Professor Oliver has been invited to present his research all around the world, notably at first-class institutions such as the University of Oxford, the University of Edinburgh, the Max Planck Institute, Heidelberg, the University of Melbourne, the University of Toronto, McGill University, Université Toulouse I and Université de Montréal. He has been invited as a keynote speaker at the Constitutional, International and Administrative Law Conference organized by Justice Canada on two occasions. Professor Oliver was appointed as the Christensen Visiting Fellow at St Catherine’s College, University of Oxford in 2015. He was co-editor of The Oxford Handbook of the Canadian Constitution (2017).

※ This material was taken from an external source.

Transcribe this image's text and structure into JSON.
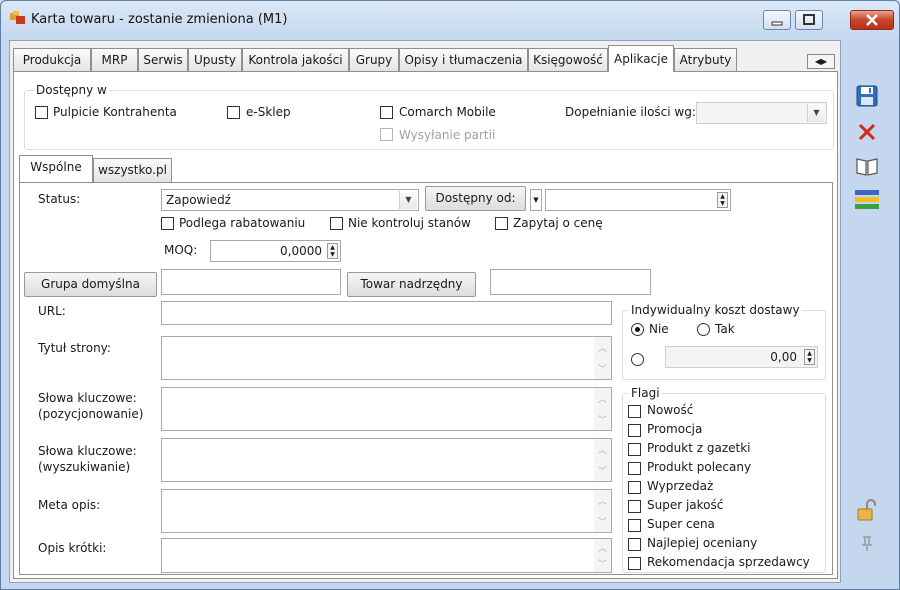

He is a member of the Constitutional Law Group that together write and edit the leading English-language casebook, Canadian Constitutional Law (Emond). In 2019, Professor Oliver was awarded an Outstanding Contributor prize by the Ottawa Law Review. In 2020, he was awarded the Excellence in Research Award by the Faculty of Law, Common Law Section. He was the recipient of the University College Alumni of Influence Award in 2021. In 2022, he was honoured for his teaching by the student association at the Faculty of Law.